Today has been the absolute worst day so far and also really bad as it follows one of the worst days for me at Twelfth Planet Press - I don't mean the worst financially or crisis wise, those all seem like par of the course - I mean personally challenging on the I want to go *over there* and I currently lack the skills to get there. Or maybe I just had clarity on being able to see my own personal strengths and weaknesses. I have a lot of support, a cheer squad, people helping me out and reminding me that I am currently expecting something enormous from myself. I should expect to feel stressed and so on. I'm someone though who feels anxious when encountering something I don't know how to do. I like to know the outcome, I guess. Doesn't mean I shy away from the challenge. Doesn't mean I won't try my hardest to meet and exceed it. It just means I feel highly stressed as I demand something from myself that I don't know if I can deliver.

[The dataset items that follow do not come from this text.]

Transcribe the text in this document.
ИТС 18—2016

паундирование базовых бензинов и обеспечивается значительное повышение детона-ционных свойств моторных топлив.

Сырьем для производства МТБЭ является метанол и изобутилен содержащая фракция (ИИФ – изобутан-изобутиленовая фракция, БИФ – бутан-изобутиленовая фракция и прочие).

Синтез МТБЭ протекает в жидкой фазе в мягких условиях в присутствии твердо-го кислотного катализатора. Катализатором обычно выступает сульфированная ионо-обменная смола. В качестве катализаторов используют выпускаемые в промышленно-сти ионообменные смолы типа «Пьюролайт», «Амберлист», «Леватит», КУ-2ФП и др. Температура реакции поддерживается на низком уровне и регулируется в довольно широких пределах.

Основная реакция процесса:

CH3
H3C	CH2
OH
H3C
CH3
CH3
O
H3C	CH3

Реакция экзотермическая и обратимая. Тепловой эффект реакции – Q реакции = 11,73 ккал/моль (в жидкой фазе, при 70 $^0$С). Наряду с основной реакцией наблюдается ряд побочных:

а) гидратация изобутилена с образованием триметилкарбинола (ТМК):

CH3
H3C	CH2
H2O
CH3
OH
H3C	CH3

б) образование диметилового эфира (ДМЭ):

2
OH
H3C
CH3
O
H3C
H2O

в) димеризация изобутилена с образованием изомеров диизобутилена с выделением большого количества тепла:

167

So ... a good time to quit sugar? I hear you ask. Actually, it's the only time to do so. Liberal applications of sugar and early and often would be how I would ordinarily cope and comfort myself under this situation. My addiction is at its worst when I am personally at mine, or at least very stressed. I need to learn how to find other ways to cope and develop new strategies to feel better.
Not grabbing a chocolate bar today was the hardest thing of all.
Leaving myself to feel the emotions - angst, antsy, nervous, frustrated, upset, disappointed, angry and so on - just as hard.
And the withdrawal symptoms of the sugar leaving my body, the cravings and the habit of throwing sugar at the problem of finding a way to dig deep and work harder and be more concerted and concentrate and so on were high high high irritability, light headedness, headache, lack of focus and restlessness. I felt AWFUL. And close to tears. I had to physically take a deep breath and count to ten before answering my phone today. And for a phone that hardly ever rings, it rang all freaking day. I spent 6 hours tracking down a task that was for me but got lost in the system two weeks ago and now has a stupid turnaround time. I wanted to climb a wall.
I was just so damn irritable. It was horrible. And odd to observe - I felt the emotion but it didn't feel like me. Like, why was I getting so easily frustrated with certain people over certain things? It felt like putting your pedal to the metal and the car not freaking GOING! Asking myself things that normally would be easy to execute and feeling like I was swimming through mud trying to get there.
I did though get a job application drafted up. Tomorrow I will finalise it and submit it. I also finalised Glitter Rose and paid half the printing bill. Sorted out some details for getting TPP stocked in another brick and mortar store.
Tomorrow is another day. And I know if this were not so hard, there would not really be a point in the exercise. And the harder it is, the more I want to kick this. I can hardly believe I actually had what it took to start this but now, after 8 days I want to be free of it and out of its control, once and for all.